Mdeii Life - Anand Krishnamoorthi's blog
Monday, May 26, 2008
Woe, and a quest for reasonable explanations
Miracles don't happen, accepted. But what about coincidences, regression to the mean, blind luck, or generally positive randomness? You know, the stuff that makes people believe in miracles. What if they don't seem to be working as well? If things just happen to be one steep descent into the darkness, you think there is something really screwy and sinister, and this tends to make you believe in sabotage and conspiracies.
Now in my coldly moral scheme of things, imagined persecution and miracles both occupy roughly the same place. But somehow social reinforcement and a general optimism places miracles at a higher pedestal with a sincere incentive to believe in it.
That leaves me in a bit of trouble doesn't it? You would call that the optimists curse.
The relentless string of flops, disappointments, shocks, and hurdles would then have to be understood as being part of an even larger randomness, and that I have not given it sufficient time or space to even out. Or maybe, and it is quite possible, this rough patch (if it ever ends) is actually a long overdue 'correction' for all the 'miracles' that have happened before.
So, being a recipient of good fortune in the past comes back to bite as well. Shit!
One way is to not look at the 'fruits of labour' at all, and transform the optimism miracle-belief into a total surrender to its will. Vaishnavism is so damn tempting, just that it would involve Iyengars!
The other option would be to abandon optimism, and endure the great levelling with a Hobbesian resignation. I might be getting it wrong here, but I have a strong suspicion that this quasi-essentialist argument would combine with some amount of reasonable self-pity to drive me to eventually clamor for theothernilu's proposed Bastard Quota. That is way too off my taste, even in the worst of times.

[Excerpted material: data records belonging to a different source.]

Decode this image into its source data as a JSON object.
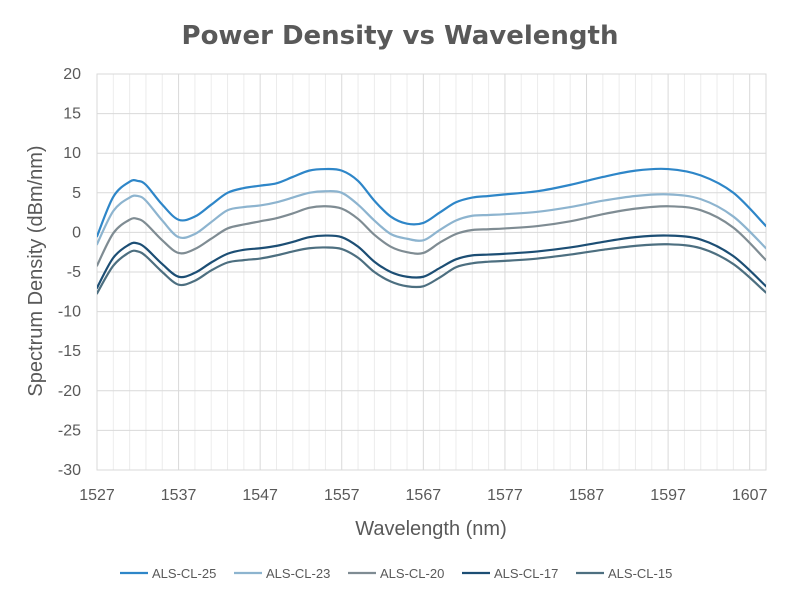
{
  "chart_data": {
    "type": "line",
    "title": "Power Density vs Wavelength",
    "xlabel": "Wavelength (nm)",
    "ylabel": "Spectrum Density (dBm/nm)",
    "xlim": [
      1527,
      1609
    ],
    "ylim": [
      -30,
      20
    ],
    "xticks": [
      1527,
      1537,
      1547,
      1557,
      1567,
      1577,
      1587,
      1597,
      1607
    ],
    "yticks": [
      20,
      15,
      10,
      5,
      0,
      -5,
      -10,
      -15,
      -20,
      -25,
      -30
    ],
    "grid": true,
    "legend_position": "bottom",
    "x": [
      1527,
      1529,
      1531,
      1532,
      1533,
      1535,
      1537,
      1539,
      1541,
      1543,
      1545,
      1547,
      1549,
      1551,
      1553,
      1555,
      1557,
      1559,
      1561,
      1563,
      1565,
      1567,
      1569,
      1571,
      1573,
      1575,
      1577,
      1581,
      1585,
      1589,
      1593,
      1597,
      1601,
      1605,
      1609
    ],
    "series": [
      {
        "name": "ALS-CL-25",
        "color": "#2e86c8",
        "values": [
          -0.5,
          4.5,
          6.4,
          6.5,
          6.0,
          3.5,
          1.6,
          2.0,
          3.5,
          5.0,
          5.6,
          5.9,
          6.2,
          7.0,
          7.8,
          8.0,
          7.8,
          6.5,
          4.0,
          2.0,
          1.1,
          1.2,
          2.5,
          3.8,
          4.4,
          4.6,
          4.8,
          5.2,
          6.0,
          7.0,
          7.8,
          8.0,
          7.2,
          5.0,
          0.8
        ]
      },
      {
        "name": "ALS-CL-23",
        "color": "#8db4cf",
        "values": [
          -1.5,
          2.7,
          4.4,
          4.6,
          4.0,
          1.5,
          -0.6,
          -0.2,
          1.3,
          2.8,
          3.2,
          3.4,
          3.8,
          4.4,
          5.0,
          5.2,
          5.0,
          3.5,
          1.5,
          -0.2,
          -0.8,
          -1.0,
          0.3,
          1.5,
          2.1,
          2.2,
          2.3,
          2.6,
          3.2,
          4.0,
          4.6,
          4.8,
          4.2,
          2.0,
          -2.0
        ]
      },
      {
        "name": "ALS-CL-20",
        "color": "#7f8c93",
        "values": [
          -4.2,
          -0.1,
          1.6,
          1.7,
          1.1,
          -1.0,
          -2.6,
          -2.1,
          -0.8,
          0.5,
          1.0,
          1.4,
          1.8,
          2.4,
          3.1,
          3.3,
          3.0,
          1.7,
          -0.3,
          -1.8,
          -2.5,
          -2.6,
          -1.3,
          -0.2,
          0.3,
          0.4,
          0.5,
          0.8,
          1.4,
          2.3,
          3.0,
          3.3,
          2.8,
          0.6,
          -3.5
        ]
      },
      {
        "name": "ALS-CL-17",
        "color": "#1c4e74",
        "values": [
          -7.0,
          -3.2,
          -1.5,
          -1.4,
          -2.0,
          -4.0,
          -5.6,
          -5.1,
          -3.8,
          -2.7,
          -2.2,
          -2.0,
          -1.7,
          -1.2,
          -0.6,
          -0.4,
          -0.6,
          -1.8,
          -3.7,
          -5.0,
          -5.6,
          -5.6,
          -4.5,
          -3.4,
          -2.9,
          -2.8,
          -2.7,
          -2.4,
          -1.9,
          -1.2,
          -0.6,
          -0.4,
          -0.9,
          -3.0,
          -6.8
        ]
      },
      {
        "name": "ALS-CL-15",
        "color": "#4d6f80",
        "values": [
          -7.7,
          -4.2,
          -2.5,
          -2.4,
          -3.0,
          -5.0,
          -6.6,
          -6.1,
          -4.8,
          -3.8,
          -3.5,
          -3.3,
          -2.9,
          -2.4,
          -2.0,
          -1.9,
          -2.1,
          -3.2,
          -5.0,
          -6.2,
          -6.8,
          -6.8,
          -5.7,
          -4.4,
          -3.9,
          -3.7,
          -3.6,
          -3.3,
          -2.8,
          -2.2,
          -1.7,
          -1.5,
          -2.0,
          -4.0,
          -7.6
        ]
      }
    ]
  }
}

For a self-proclaimed optimist, I do seem to be able to only divine rather nasty options for myself. Could just be the sign of the times. Or probably I just need to go get a life!
PS: Now wait! I might be getting the entire premise wrong. What if there is no 'great levelling'? What if the randomness is not Gaussian, yet not chaotically so, but exhibits a stable Paretian trend? Hmm... I think I need to think about that. Maybe optimism is not that bad after all. Now how do I go about measuring these things?
Tuesday, May 13, 2008
We feed crows every morning, and every time I have set up to take pictures of them eating hot rice like good brahmin ancestors, they never turned up. Too smart to be seen on camera I suppose.
Thursday, May 08, 2008
Priya Venkatesan has become the latest, and best ever to have scuttled another Mrs Pandey draft post. In fact she has absolutely rattled the poor old woman.

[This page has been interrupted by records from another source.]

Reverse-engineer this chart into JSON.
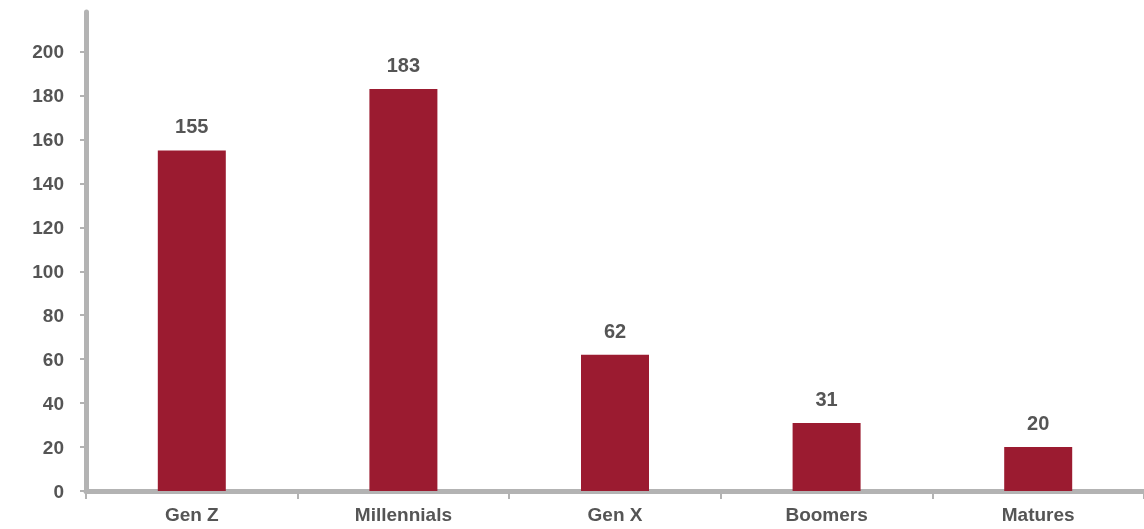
{
  "chart_data": {
    "type": "bar",
    "categories": [
      "Gen Z",
      "Millennials",
      "Gen X",
      "Boomers",
      "Matures"
    ],
    "values": [
      155,
      183,
      62,
      31,
      20
    ],
    "color": "#9b1b30",
    "ylim": [
      0,
      218
    ],
    "yticks": [
      0,
      20,
      40,
      60,
      80,
      100,
      120,
      140,
      160,
      180,
      200
    ],
    "grid": false,
    "data_labels": true
  }
}
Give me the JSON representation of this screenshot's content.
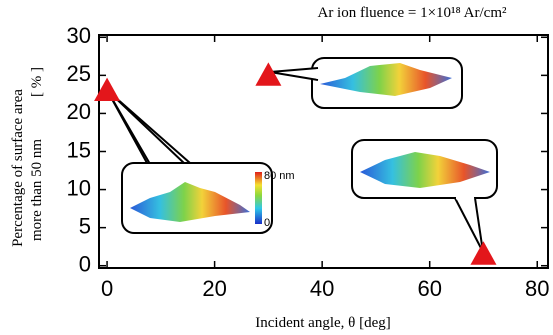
{
  "chart_data": {
    "type": "scatter",
    "title": "Ar ion fluence = 1×10¹⁸ Ar/cm²",
    "x_label": "Incident angle, θ [deg]",
    "y_label": [
      "Percentage of surface area",
      "more than 50 nm",
      "[ % ]"
    ],
    "x": [
      0,
      30,
      70
    ],
    "values": [
      23,
      25,
      1.5
    ],
    "color": "#e3161b",
    "xlim": [
      -1.5,
      82
    ],
    "xticks": [
      0,
      20,
      40,
      60,
      80
    ],
    "ylim": [
      -0.3,
      30.3
    ],
    "yticks": [
      0,
      5,
      10,
      15,
      20,
      25,
      30
    ],
    "annotations": [
      "80 nm",
      "0"
    ]
  }
}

Chennai Super Kings are alright, but so far my favourite player has been Piyush Chawla.
I have been out in the sun (briefly) and it is not as hot as it could be. The evenings are splendid.

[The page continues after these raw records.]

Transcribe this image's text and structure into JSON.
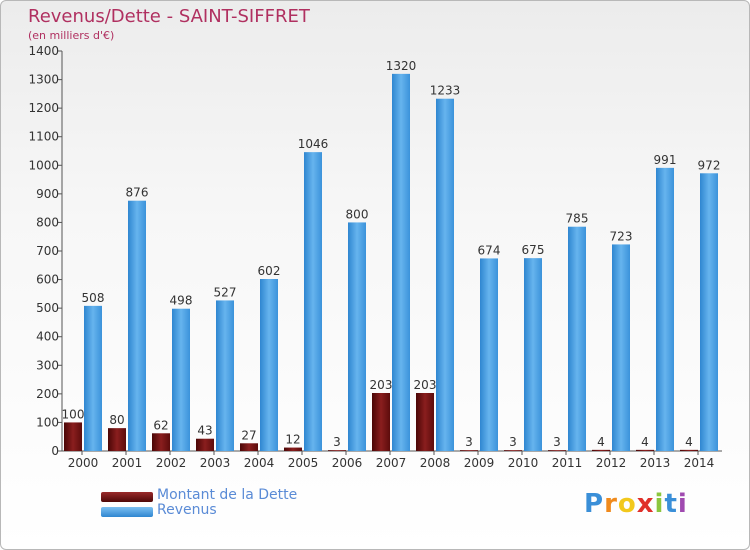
{
  "chart_data": {
    "type": "bar",
    "title": "Revenus/Dette - SAINT-SIFFRET",
    "subtitle": "(en milliers d'€)",
    "categories": [
      "2000",
      "2001",
      "2002",
      "2003",
      "2004",
      "2005",
      "2006",
      "2007",
      "2008",
      "2009",
      "2010",
      "2011",
      "2012",
      "2013",
      "2014"
    ],
    "series": [
      {
        "name": "Montant de la Dette",
        "color": "#6e1010",
        "values": [
          100,
          80,
          62,
          43,
          27,
          12,
          3,
          203,
          203,
          3,
          3,
          3,
          4,
          4,
          4
        ]
      },
      {
        "name": "Revenus",
        "color": "#4a9de0",
        "values": [
          508,
          876,
          498,
          527,
          602,
          1046,
          800,
          1320,
          1233,
          674,
          675,
          785,
          723,
          991,
          972
        ]
      }
    ],
    "ylim": [
      0,
      1400
    ],
    "yticks": [
      0,
      100,
      200,
      300,
      400,
      500,
      600,
      700,
      800,
      900,
      1000,
      1100,
      1200,
      1300,
      1400
    ],
    "grid": false,
    "legend": "bottom-left"
  },
  "branding": {
    "logo_letters": [
      "P",
      "r",
      "o",
      "x",
      "i",
      "t",
      "i"
    ]
  }
}
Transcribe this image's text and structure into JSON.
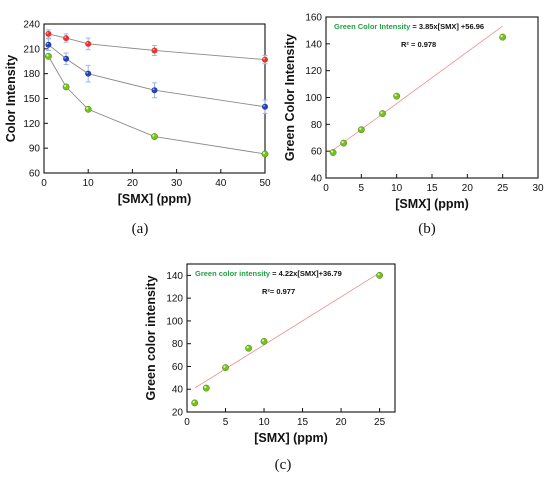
{
  "colors": {
    "red": "#e8332d",
    "blue": "#2540b3",
    "green": "#74c21a",
    "fit": "#f08c8c",
    "equation_green": "#22a045",
    "curve_gray": "#8a8a8a",
    "error_bar": "#9ab8e8"
  },
  "chart_data": [
    {
      "type": "line",
      "panel_label": "(a)",
      "xlabel": "[SMX] (ppm)",
      "ylabel": "Color Intensity",
      "xlim": [
        0,
        50
      ],
      "ylim": [
        60,
        240
      ],
      "xticks": [
        0,
        10,
        20,
        30,
        40,
        50
      ],
      "yticks": [
        60,
        90,
        120,
        150,
        180,
        210,
        240
      ],
      "x": [
        1,
        5,
        10,
        25,
        50
      ],
      "series": [
        {
          "color": "red",
          "values": [
            228,
            223,
            216,
            208,
            197
          ],
          "errors": [
            5,
            5,
            7,
            6,
            5
          ]
        },
        {
          "color": "blue",
          "values": [
            215,
            198,
            180,
            160,
            140
          ],
          "errors": [
            7,
            7,
            10,
            9,
            8
          ]
        },
        {
          "color": "green",
          "values": [
            201,
            164,
            137,
            104,
            83
          ],
          "errors": [
            2,
            2,
            2,
            2,
            2
          ]
        }
      ],
      "grid": false
    },
    {
      "type": "scatter",
      "panel_label": "(b)",
      "xlabel": "[SMX] (ppm)",
      "ylabel": "Green Color Intensity",
      "xlim": [
        0,
        30
      ],
      "ylim": [
        40,
        160
      ],
      "xticks": [
        0,
        5,
        10,
        15,
        20,
        25,
        30
      ],
      "yticks": [
        40,
        60,
        80,
        100,
        120,
        140,
        160
      ],
      "x": [
        1,
        2.5,
        5,
        8,
        10,
        25
      ],
      "values": [
        59,
        66,
        76,
        88,
        101,
        145
      ],
      "equation": "Green Color Intensity = 3.85x[SMX] +56.96",
      "equation_prefix": "Green Color Intensity",
      "equation_rest": " = 3.85x[SMX] +56.96",
      "r2": "R² = 0.978",
      "fit": {
        "slope": 3.85,
        "intercept": 56.96,
        "x_range": [
          1,
          25
        ]
      },
      "grid": false
    },
    {
      "type": "scatter",
      "panel_label": "(c)",
      "xlabel": "[SMX] (ppm)",
      "ylabel": "Green color intensity",
      "xlim": [
        0,
        27
      ],
      "ylim": [
        20,
        150
      ],
      "xticks": [
        0,
        5,
        10,
        15,
        20,
        25
      ],
      "yticks": [
        20,
        40,
        60,
        80,
        100,
        120,
        140
      ],
      "x": [
        1,
        2.5,
        5,
        8,
        10,
        25
      ],
      "values": [
        28,
        41,
        59,
        76,
        82,
        140
      ],
      "equation": "Green color intensity = 4.22x[SMX]+36.79",
      "equation_prefix": "Green color intensity",
      "equation_rest": " = 4.22x[SMX]+36.79",
      "r2": "R²= 0.977",
      "fit": {
        "slope": 4.22,
        "intercept": 36.79,
        "x_range": [
          1,
          25
        ]
      },
      "grid": false
    }
  ]
}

In three years time when the global film industry goes through another lull, I have an idea that could potentially rake in millions (no, not just betting on it to go through the said slump). BTW for those of you still interested, some of the latest FICCI figures for the Indian E&M industry do not add up, or are terrible typos, or both.
Since I am not into substance abuse, please tell me how else I could give my wit and spirit a 'shot-in-the-arm' that would last a few weeks at-least. I badly need it. Please do not suggest a holiday as I cannot immediately afford one. So whatever you suggest should be feasible within my current work schedule. Thanks.